WEB OF POWER (Rio Grande Games, 3-5 players, ages 12 and up, 30-45 minutes; out of print)

 

Michael Schacht’s Web of Power (known as Kardinal and Koenig in Europe) is a short duration, 3-5 player game set in the 12th Century. The mapboard depicts Western Europe divided into 9 countries. Eight of the nine are paired by identical background color with Frankreich (France) having its own color. As usual, Rio Grande Games has done a superb job of simultaneously releasing a German game for the English speaking world using the same components and including a clear, concise rule book that makes learning the game a breeze.webofpower

Each player receives a supply of cloisters (wooden houses) that eventually get placed on cloister spaces
on the board. They are connected by roads and, Web of Power cover once placed, cannot be moved, removed or have joint occupancy. Players also receive a supply a wooden cylinders as “advisors”. Advisors get placed on a country’s coat of arms on the map and are used for determining alliances.

Players are dealt a hand of 3 cards from the deck of 55 cards that represent the four pairs of countries plus France. Two cards from the deck are turned face up. On a turn, a player may play 1, 2, or 3 cards from his hand and place cloisters and/or advisors in the country indicated.

Placement of pieces is subject to several restrictions. A player may play one or two pieces to one country in a given turn by playing one or two cards for that country. If a player places the first cloister in a country, he may only place one piece that turn. Two identical cards can be played together as a joker to represent ANY country. The placement of advisors is limited to the number of cloisters held by the player with the most in that country.WebPower

After cards and pieces are played, each player replenishes to three cards, drawn from among the two face up cards and/or from the face down draw pile.

When the deck runs out for the first time, there is an interim scoring for the cloisters that have been placed. Players earn points (marked on the perimeter’s score track) based on the number of cloisters placed. The player with the most cloisters in a given country earns one point for each one played, REGARDLESS of color. The player with the second most cloisters earns one point for each cloister placed by the player with the most. Third place earns the same as the number of cloisters placed by the second place player and so on down the line.

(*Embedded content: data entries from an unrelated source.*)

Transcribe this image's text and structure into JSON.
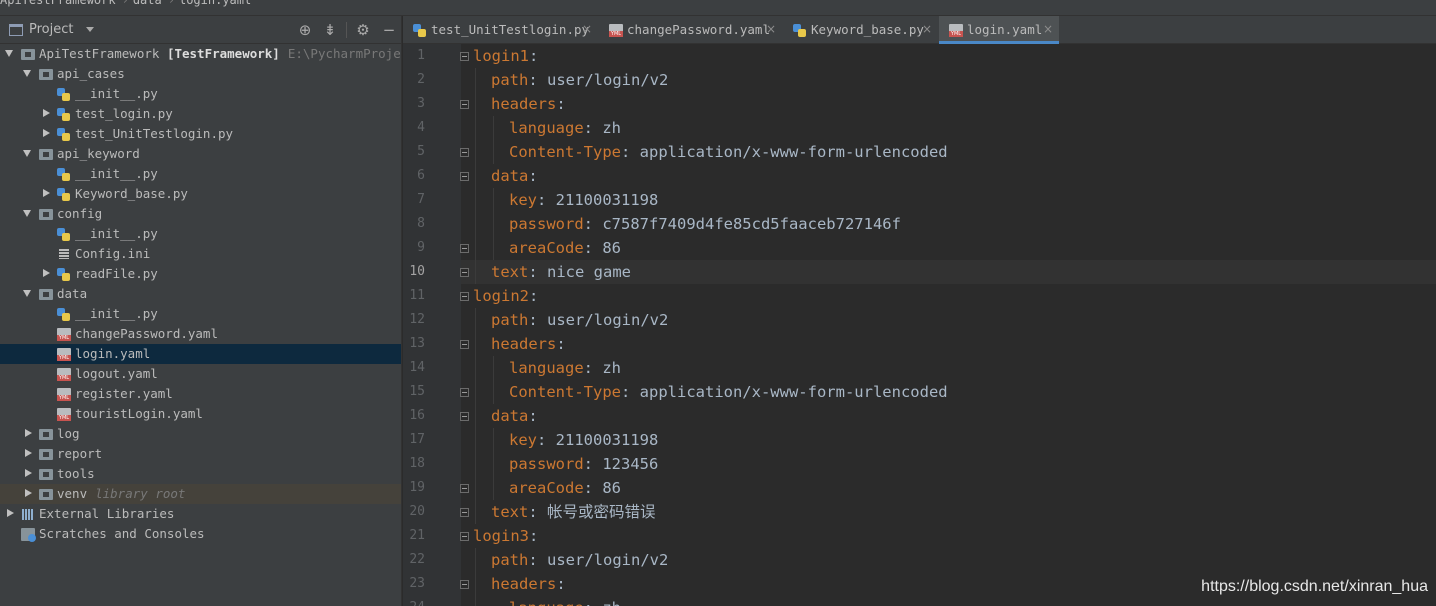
{
  "breadcrumb": [
    "ApiTestFramework",
    "data",
    "login.yaml"
  ],
  "panel": {
    "title": "Project",
    "icons": [
      "locate-icon",
      "collapse-icon",
      "gear-icon",
      "minimize-icon"
    ]
  },
  "tree": [
    {
      "label": "ApiTestFramework",
      "bold_suffix": "[TestFramework]",
      "suffix": "E:\\PycharmProjects\\",
      "icon": "folder",
      "arrow": "open",
      "depth": 0
    },
    {
      "label": "api_cases",
      "icon": "folder",
      "arrow": "open",
      "depth": 1
    },
    {
      "label": "__init__.py",
      "icon": "python",
      "arrow": "",
      "depth": 2
    },
    {
      "label": "test_login.py",
      "icon": "python",
      "arrow": "closed",
      "depth": 2
    },
    {
      "label": "test_UnitTestlogin.py",
      "icon": "python",
      "arrow": "closed",
      "depth": 2
    },
    {
      "label": "api_keyword",
      "icon": "folder",
      "arrow": "open",
      "depth": 1
    },
    {
      "label": "__init__.py",
      "icon": "python",
      "arrow": "",
      "depth": 2
    },
    {
      "label": "Keyword_base.py",
      "icon": "python",
      "arrow": "closed",
      "depth": 2
    },
    {
      "label": "config",
      "icon": "folder",
      "arrow": "open",
      "depth": 1
    },
    {
      "label": "__init__.py",
      "icon": "python",
      "arrow": "",
      "depth": 2
    },
    {
      "label": "Config.ini",
      "icon": "ini",
      "arrow": "",
      "depth": 2
    },
    {
      "label": "readFile.py",
      "icon": "python",
      "arrow": "closed",
      "depth": 2
    },
    {
      "label": "data",
      "icon": "folder",
      "arrow": "open",
      "depth": 1
    },
    {
      "label": "__init__.py",
      "icon": "python",
      "arrow": "",
      "depth": 2
    },
    {
      "label": "changePassword.yaml",
      "icon": "yaml",
      "arrow": "",
      "depth": 2
    },
    {
      "label": "login.yaml",
      "icon": "yaml",
      "arrow": "",
      "depth": 2,
      "selected": true
    },
    {
      "label": "logout.yaml",
      "icon": "yaml",
      "arrow": "",
      "depth": 2
    },
    {
      "label": "register.yaml",
      "icon": "yaml",
      "arrow": "",
      "depth": 2
    },
    {
      "label": "touristLogin.yaml",
      "icon": "yaml",
      "arrow": "",
      "depth": 2
    },
    {
      "label": "log",
      "icon": "folder",
      "arrow": "closed",
      "depth": 1
    },
    {
      "label": "report",
      "icon": "folder",
      "arrow": "closed",
      "depth": 1
    },
    {
      "label": "tools",
      "icon": "folder",
      "arrow": "closed",
      "depth": 1
    },
    {
      "label": "venv",
      "extra": "library root",
      "icon": "folder",
      "arrow": "closed",
      "depth": 1,
      "venv": true
    },
    {
      "label": "External Libraries",
      "icon": "libs",
      "arrow": "closed",
      "depth": 0
    },
    {
      "label": "Scratches and Consoles",
      "icon": "scratch",
      "arrow": "",
      "depth": 0
    }
  ],
  "tabs": [
    {
      "label": "test_UnitTestlogin.py",
      "icon": "python",
      "active": false
    },
    {
      "label": "changePassword.yaml",
      "icon": "yaml",
      "active": false
    },
    {
      "label": "Keyword_base.py",
      "icon": "python",
      "active": false
    },
    {
      "label": "login.yaml",
      "icon": "yaml",
      "active": true
    }
  ],
  "tab_close_glyph": "×",
  "editor": {
    "active_line": 10,
    "lines": [
      {
        "n": 1,
        "indent": 0,
        "key": "login1",
        "value": "",
        "fold": true
      },
      {
        "n": 2,
        "indent": 1,
        "key": "path",
        "value": "user/login/v2"
      },
      {
        "n": 3,
        "indent": 1,
        "key": "headers",
        "value": "",
        "fold": true
      },
      {
        "n": 4,
        "indent": 2,
        "key": "language",
        "value": "zh"
      },
      {
        "n": 5,
        "indent": 2,
        "key": "Content-Type",
        "value": "application/x-www-form-urlencoded",
        "fold": true
      },
      {
        "n": 6,
        "indent": 1,
        "key": "data",
        "value": "",
        "fold": true
      },
      {
        "n": 7,
        "indent": 2,
        "key": "key",
        "value": "21100031198"
      },
      {
        "n": 8,
        "indent": 2,
        "key": "password",
        "value": "c7587f7409d4fe85cd5faaceb727146f"
      },
      {
        "n": 9,
        "indent": 2,
        "key": "areaCode",
        "value": "86",
        "fold": true
      },
      {
        "n": 10,
        "indent": 1,
        "key": "text",
        "value": "nice game",
        "fold": true
      },
      {
        "n": 11,
        "indent": 0,
        "key": "login2",
        "value": "",
        "fold": true
      },
      {
        "n": 12,
        "indent": 1,
        "key": "path",
        "value": "user/login/v2"
      },
      {
        "n": 13,
        "indent": 1,
        "key": "headers",
        "value": "",
        "fold": true
      },
      {
        "n": 14,
        "indent": 2,
        "key": "language",
        "value": "zh"
      },
      {
        "n": 15,
        "indent": 2,
        "key": "Content-Type",
        "value": "application/x-www-form-urlencoded",
        "fold": true
      },
      {
        "n": 16,
        "indent": 1,
        "key": "data",
        "value": "",
        "fold": true
      },
      {
        "n": 17,
        "indent": 2,
        "key": "key",
        "value": "21100031198"
      },
      {
        "n": 18,
        "indent": 2,
        "key": "password",
        "value": "123456"
      },
      {
        "n": 19,
        "indent": 2,
        "key": "areaCode",
        "value": "86",
        "fold": true
      },
      {
        "n": 20,
        "indent": 1,
        "key": "text",
        "value": "帐号或密码错误",
        "fold": true
      },
      {
        "n": 21,
        "indent": 0,
        "key": "login3",
        "value": "",
        "fold": true
      },
      {
        "n": 22,
        "indent": 1,
        "key": "path",
        "value": "user/login/v2"
      },
      {
        "n": 23,
        "indent": 1,
        "key": "headers",
        "value": "",
        "fold": true
      },
      {
        "n": 24,
        "indent": 2,
        "key": "language",
        "value": "zh"
      }
    ]
  },
  "watermark": "https://blog.csdn.net/xinran_hua",
  "colors": {
    "key": "#cc7832",
    "value": "#a9b7c6",
    "selection": "#0d293e",
    "tab_underline": "#4a88c7"
  }
}
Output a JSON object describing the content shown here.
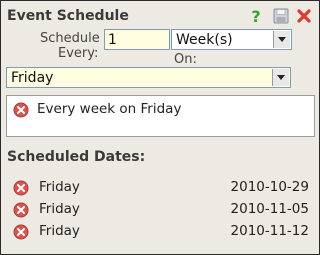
{
  "title": "Event Schedule",
  "toolbar": {
    "help_icon": "question-mark-icon",
    "save_icon": "floppy-disk-icon",
    "close_icon": "red-x-icon"
  },
  "form": {
    "schedule_every_line1": "Schedule",
    "schedule_every_line2": "Every:",
    "interval_value": "1",
    "unit_selected": "Week(s)",
    "on_label": "On:",
    "day_selected": "Friday"
  },
  "summary": {
    "text": "Every week on Friday"
  },
  "scheduled": {
    "heading": "Scheduled Dates:",
    "rows": [
      {
        "day": "Friday",
        "date": "2010-10-29"
      },
      {
        "day": "Friday",
        "date": "2010-11-05"
      },
      {
        "day": "Friday",
        "date": "2010-11-12"
      }
    ]
  },
  "colors": {
    "window_bg": "#eceae3",
    "field_bg": "#fffde0",
    "delete_red": "#d9534f"
  }
}
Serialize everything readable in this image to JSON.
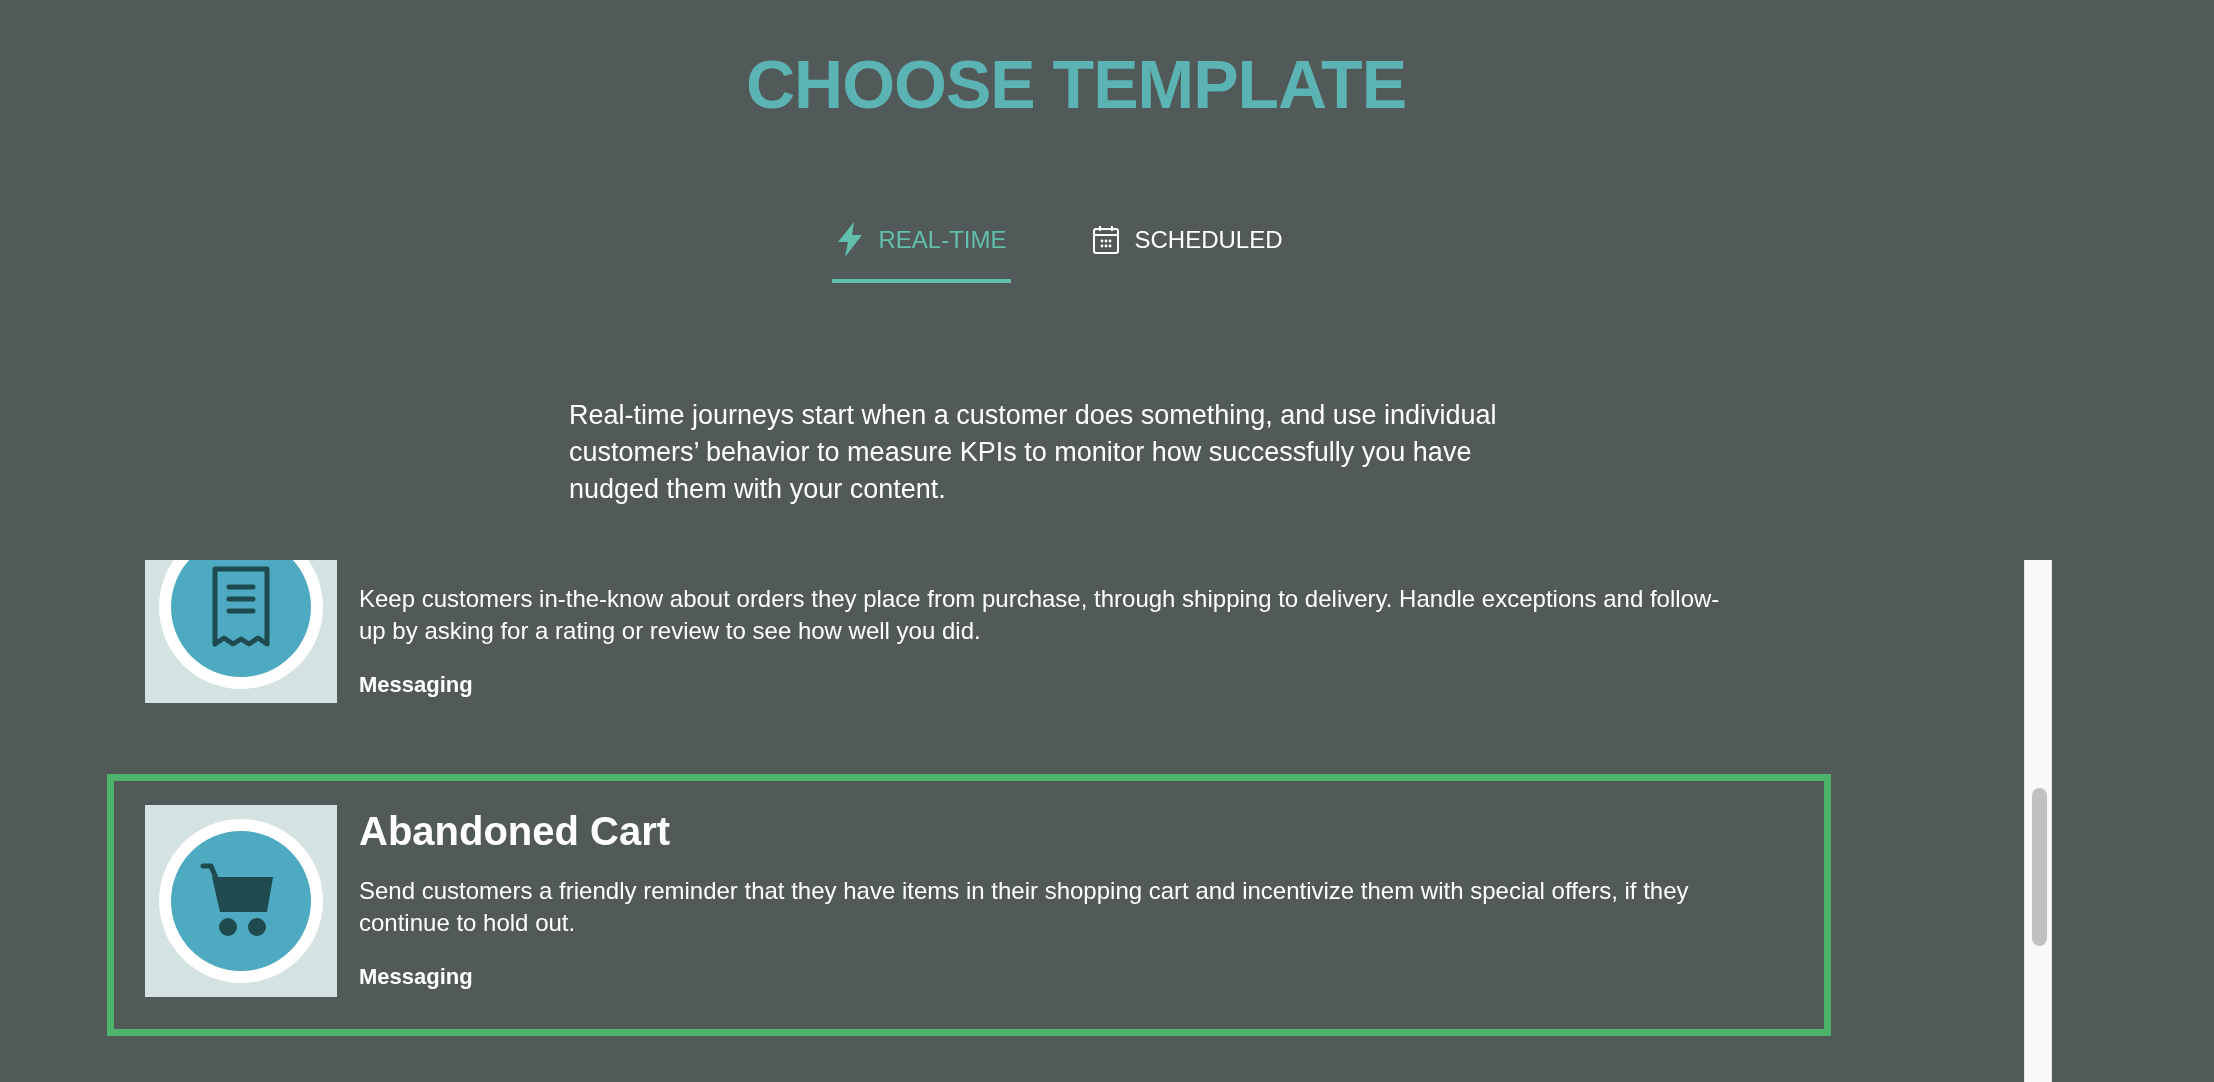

When the deck is exhausted for the second time, players take one final move so that all have had the same total number of turns. Cloisters are now scored again in the same way. But now, 15 different alliances are also scored.

Each of the alliances consists of a pairing of two countries. If a player has the most advisors in BOTH countries (and ties count), he scores one point for each advisor in BOTH countries. The last scoring is for chains of four or more cloisters connected by roads. One point is earned for each cloister in a chain (but no cloister can count towards more than one chain). After the second scoring round, whoever has advanced the farthest along the perimeter score track is the winner.

Because there are only two scoring rounds, Web of Power usually is completed in 30-45 minutes. The choice of which cards to play and trying to achieve a balance between cloisters and advisors are essential to victory since most of the points are scored in the second scoring interval.

Web of Power has a surprising amount of depth for such a short game with relatively simple rules. Due to its brevity, Web of Power is the kind of game that demands frequent and/or repeated plays, a sure sign that you’ll get your money’s worth. – – – – – – – – – – – – – – – – – Steve Kurzban

Copyright © 2000, all rights reserved.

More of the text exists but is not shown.